Lately, metal mesh is coming back in force on our PC cases. It must be said that this material is always more breathable than a glass plate placed just in front of the front fans. Phanteks has understood that since it is this type of material that the brand offers with its G360A, the latest case from the brand.
We received the white version and we will give you our opinion on this new model. Let’s get started!
With its new case, Phanteks offers us a reference in medium tower format. This translates into dimensions of 200 (W) x 455 (D) x 465 (H) mm. So we are dealing with a relatively compact model with dimensions similar to those of a Level 20 MT from Thermaltake. As for the weight, it is also rather light with 6.5 kg on the scale. It will not be difficult to receive the package.
In terms of design, we recognize the Eclipse series from Phanteks with its characteristic trapezoidal front panel. In addition, the latter displays a “U” shaped molding that brings a little eccentricity to the whole. The mesh that makes up this front panel also makes it possible to distinguish the fans placed just behind it and therefore the RGB lighting once the machine is turned on.

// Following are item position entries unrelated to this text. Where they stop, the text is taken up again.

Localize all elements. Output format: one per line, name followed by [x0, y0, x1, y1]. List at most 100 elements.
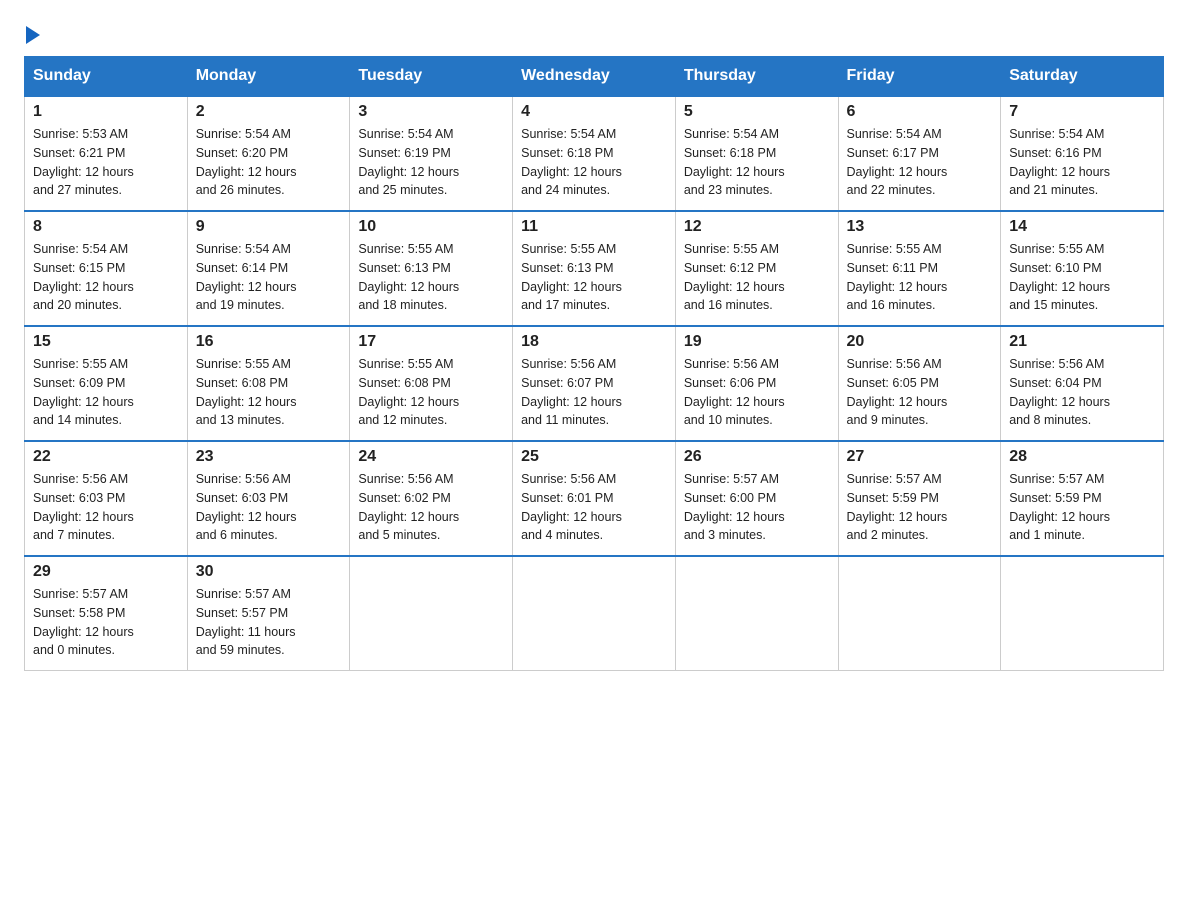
calendar-week-row: 29 Sunrise: 5:57 AMSunset: 5:58 PMDayligh… [25, 556, 1164, 671]
calendar-cell: 21Sunrise: 5:56 AMSunset: 6:04 PMDayligh… [1001, 326, 1164, 441]
day-number: 27 [847, 448, 993, 466]
calendar-week-row: 15Sunrise: 5:55 AMSunset: 6:09 PMDayligh… [25, 326, 1164, 441]
weekday-header-monday: Monday [187, 57, 350, 97]
day-info: Sunrise: 5:54 AMSunset: 6:20 PMDaylight:… [196, 125, 342, 200]
day-number: 5 [684, 103, 830, 121]
logo-arrow-icon [26, 26, 40, 44]
calendar-cell: 5 Sunrise: 5:54 AMSunset: 6:18 PMDaylight… [675, 96, 838, 211]
weekday-header-wednesday: Wednesday [513, 57, 676, 97]
day-info: Sunrise: 5:56 AMSunset: 6:06 PMDaylight:… [684, 355, 830, 430]
day-number: 13 [847, 218, 993, 236]
calendar-cell: 19 Sunrise: 5:56 AMSunset: 6:06 PMDayligh… [675, 326, 838, 441]
calendar-cell: 14 Sunrise: 5:55 AMSunset: 6:10 PMDayligh… [1001, 211, 1164, 326]
calendar-cell [675, 556, 838, 671]
calendar-cell: 24Sunrise: 5:56 AMSunset: 6:02 PMDayligh… [350, 441, 513, 556]
calendar-cell [1001, 556, 1164, 671]
calendar-cell: 16 Sunrise: 5:55 AMSunset: 6:08 PMDayligh… [187, 326, 350, 441]
weekday-header-saturday: Saturday [1001, 57, 1164, 97]
calendar-week-row: 1 Sunrise: 5:53 AMSunset: 6:21 PMDaylight… [25, 96, 1164, 211]
day-number: 29 [33, 563, 179, 581]
day-number: 26 [684, 448, 830, 466]
calendar-cell: 18 Sunrise: 5:56 AMSunset: 6:07 PMDayligh… [513, 326, 676, 441]
calendar-cell: 30 Sunrise: 5:57 AMSunset: 5:57 PMDayligh… [187, 556, 350, 671]
page-header [24, 24, 1164, 40]
calendar-week-row: 8 Sunrise: 5:54 AMSunset: 6:15 PMDaylight… [25, 211, 1164, 326]
calendar-cell: 25 Sunrise: 5:56 AMSunset: 6:01 PMDayligh… [513, 441, 676, 556]
day-number: 23 [196, 448, 342, 466]
day-number: 11 [521, 218, 667, 236]
calendar-cell: 28 Sunrise: 5:57 AMSunset: 5:59 PMDayligh… [1001, 441, 1164, 556]
day-number: 8 [33, 218, 179, 236]
day-info: Sunrise: 5:56 AMSunset: 6:07 PMDaylight:… [521, 355, 667, 430]
calendar-cell: 10 Sunrise: 5:55 AMSunset: 6:13 PMDayligh… [350, 211, 513, 326]
calendar-week-row: 22 Sunrise: 5:56 AMSunset: 6:03 PMDayligh… [25, 441, 1164, 556]
calendar-cell [350, 556, 513, 671]
calendar-cell [838, 556, 1001, 671]
calendar-cell: 6Sunrise: 5:54 AMSunset: 6:17 PMDaylight… [838, 96, 1001, 211]
day-number: 12 [684, 218, 830, 236]
day-number: 1 [33, 103, 179, 121]
calendar-cell: 20Sunrise: 5:56 AMSunset: 6:05 PMDayligh… [838, 326, 1001, 441]
day-info: Sunrise: 5:54 AMSunset: 6:15 PMDaylight:… [33, 240, 179, 315]
calendar-cell: 1 Sunrise: 5:53 AMSunset: 6:21 PMDaylight… [25, 96, 188, 211]
day-number: 21 [1009, 333, 1155, 351]
calendar-table: SundayMondayTuesdayWednesdayThursdayFrid… [24, 56, 1164, 671]
day-info: Sunrise: 5:56 AMSunset: 6:03 PMDaylight:… [33, 470, 179, 545]
day-info: Sunrise: 5:55 AMSunset: 6:12 PMDaylight:… [684, 240, 830, 315]
calendar-cell: 13 Sunrise: 5:55 AMSunset: 6:11 PMDayligh… [838, 211, 1001, 326]
weekday-header-row: SundayMondayTuesdayWednesdayThursdayFrid… [25, 57, 1164, 97]
weekday-header-friday: Friday [838, 57, 1001, 97]
day-info: Sunrise: 5:55 AMSunset: 6:10 PMDaylight:… [1009, 240, 1155, 315]
day-info: Sunrise: 5:55 AMSunset: 6:11 PMDaylight:… [847, 240, 993, 315]
day-number: 14 [1009, 218, 1155, 236]
day-number: 10 [358, 218, 504, 236]
day-info: Sunrise: 5:54 AMSunset: 6:18 PMDaylight:… [684, 125, 830, 200]
day-info: Sunrise: 5:54 AMSunset: 6:17 PMDaylight:… [847, 125, 993, 200]
day-number: 22 [33, 448, 179, 466]
calendar-cell: 22 Sunrise: 5:56 AMSunset: 6:03 PMDayligh… [25, 441, 188, 556]
day-info: Sunrise: 5:57 AMSunset: 5:59 PMDaylight:… [847, 470, 993, 545]
calendar-cell: 17 Sunrise: 5:55 AMSunset: 6:08 PMDayligh… [350, 326, 513, 441]
day-info: Sunrise: 5:57 AMSunset: 5:59 PMDaylight:… [1009, 470, 1155, 545]
calendar-cell: 26Sunrise: 5:57 AMSunset: 6:00 PMDayligh… [675, 441, 838, 556]
day-info: Sunrise: 5:55 AMSunset: 6:08 PMDaylight:… [196, 355, 342, 430]
day-info: Sunrise: 5:54 AMSunset: 6:18 PMDaylight:… [521, 125, 667, 200]
day-number: 3 [358, 103, 504, 121]
calendar-cell: 4 Sunrise: 5:54 AMSunset: 6:18 PMDaylight… [513, 96, 676, 211]
day-number: 19 [684, 333, 830, 351]
day-number: 30 [196, 563, 342, 581]
calendar-cell: 27 Sunrise: 5:57 AMSunset: 5:59 PMDayligh… [838, 441, 1001, 556]
weekday-header-tuesday: Tuesday [350, 57, 513, 97]
calendar-cell: 8 Sunrise: 5:54 AMSunset: 6:15 PMDaylight… [25, 211, 188, 326]
weekday-header-thursday: Thursday [675, 57, 838, 97]
calendar-cell: 15Sunrise: 5:55 AMSunset: 6:09 PMDayligh… [25, 326, 188, 441]
day-number: 2 [196, 103, 342, 121]
day-info: Sunrise: 5:55 AMSunset: 6:13 PMDaylight:… [521, 240, 667, 315]
day-number: 16 [196, 333, 342, 351]
day-info: Sunrise: 5:55 AMSunset: 6:13 PMDaylight:… [358, 240, 504, 315]
calendar-cell: 9Sunrise: 5:54 AMSunset: 6:14 PMDaylight… [187, 211, 350, 326]
day-info: Sunrise: 5:56 AMSunset: 6:01 PMDaylight:… [521, 470, 667, 545]
day-info: Sunrise: 5:57 AMSunset: 5:58 PMDaylight:… [33, 585, 179, 660]
day-info: Sunrise: 5:53 AMSunset: 6:21 PMDaylight:… [33, 125, 179, 200]
day-number: 7 [1009, 103, 1155, 121]
calendar-cell [513, 556, 676, 671]
day-number: 18 [521, 333, 667, 351]
day-info: Sunrise: 5:57 AMSunset: 5:57 PMDaylight:… [196, 585, 342, 660]
day-info: Sunrise: 5:56 AMSunset: 6:03 PMDaylight:… [196, 470, 342, 545]
day-info: Sunrise: 5:54 AMSunset: 6:14 PMDaylight:… [196, 240, 342, 315]
day-number: 17 [358, 333, 504, 351]
day-info: Sunrise: 5:55 AMSunset: 6:09 PMDaylight:… [33, 355, 179, 430]
calendar-cell: 2 Sunrise: 5:54 AMSunset: 6:20 PMDaylight… [187, 96, 350, 211]
calendar-cell: 12 Sunrise: 5:55 AMSunset: 6:12 PMDayligh… [675, 211, 838, 326]
day-info: Sunrise: 5:55 AMSunset: 6:08 PMDaylight:… [358, 355, 504, 430]
calendar-cell: 11 Sunrise: 5:55 AMSunset: 6:13 PMDayligh… [513, 211, 676, 326]
logo [24, 24, 40, 40]
calendar-cell: 3Sunrise: 5:54 AMSunset: 6:19 PMDaylight… [350, 96, 513, 211]
calendar-cell: 23 Sunrise: 5:56 AMSunset: 6:03 PMDayligh… [187, 441, 350, 556]
day-number: 28 [1009, 448, 1155, 466]
day-number: 25 [521, 448, 667, 466]
calendar-cell: 7 Sunrise: 5:54 AMSunset: 6:16 PMDaylight… [1001, 96, 1164, 211]
day-number: 4 [521, 103, 667, 121]
day-info: Sunrise: 5:54 AMSunset: 6:16 PMDaylight:… [1009, 125, 1155, 200]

Finally, the choice of materials is steel for the chassis itself and mesh for the front panel. Otherwise, the side panel is made of tempered glass while the feet are made of plastic.
The control panel of this G360A takes place on top of the case. As you can see, the various buttons and connectors that make it up are positioned lengthwise. We find moreover :
- A button to choose the lighting mode of the RGB
- One button to choose the color of the RGB
- Two USB 3.0 type A ports
- One 3.5″ headset/mic combo jack
Under the case, we find the usual scheme with a power supply placed at the back. We can recognize the location thanks to the black dust filters. Unfortunately, for cleaning, you’ll have to turn your PC to access the filter… Too bad it’s not as easy as on the P120 Crystal from Antec for example.
Otherwise, we note the presence of four plastic feet with a foam coating. The advantage of this is that when mounting, the case can be easily slid onto a table, unlike a rubber coating.
The rear of the G360A has the usual layout with the motherboard I/O shield slot on the top left. Right next to it, we have a honeycombed grill that allows for the installation of a fan to facilitate the extraction of hot air.
Just below are seven openwork expansion slots held in place by hand screws. We also notice that they are secured by a small removable metal plate.
Finally, at the very bottom, the large opening actually represents the power supply slot.
The top of the case is quite simple, not to say simplistic. There is nothing special here, except for a magnetic dust filter protecting the case. The latter betrays the presence of slots for additional fans.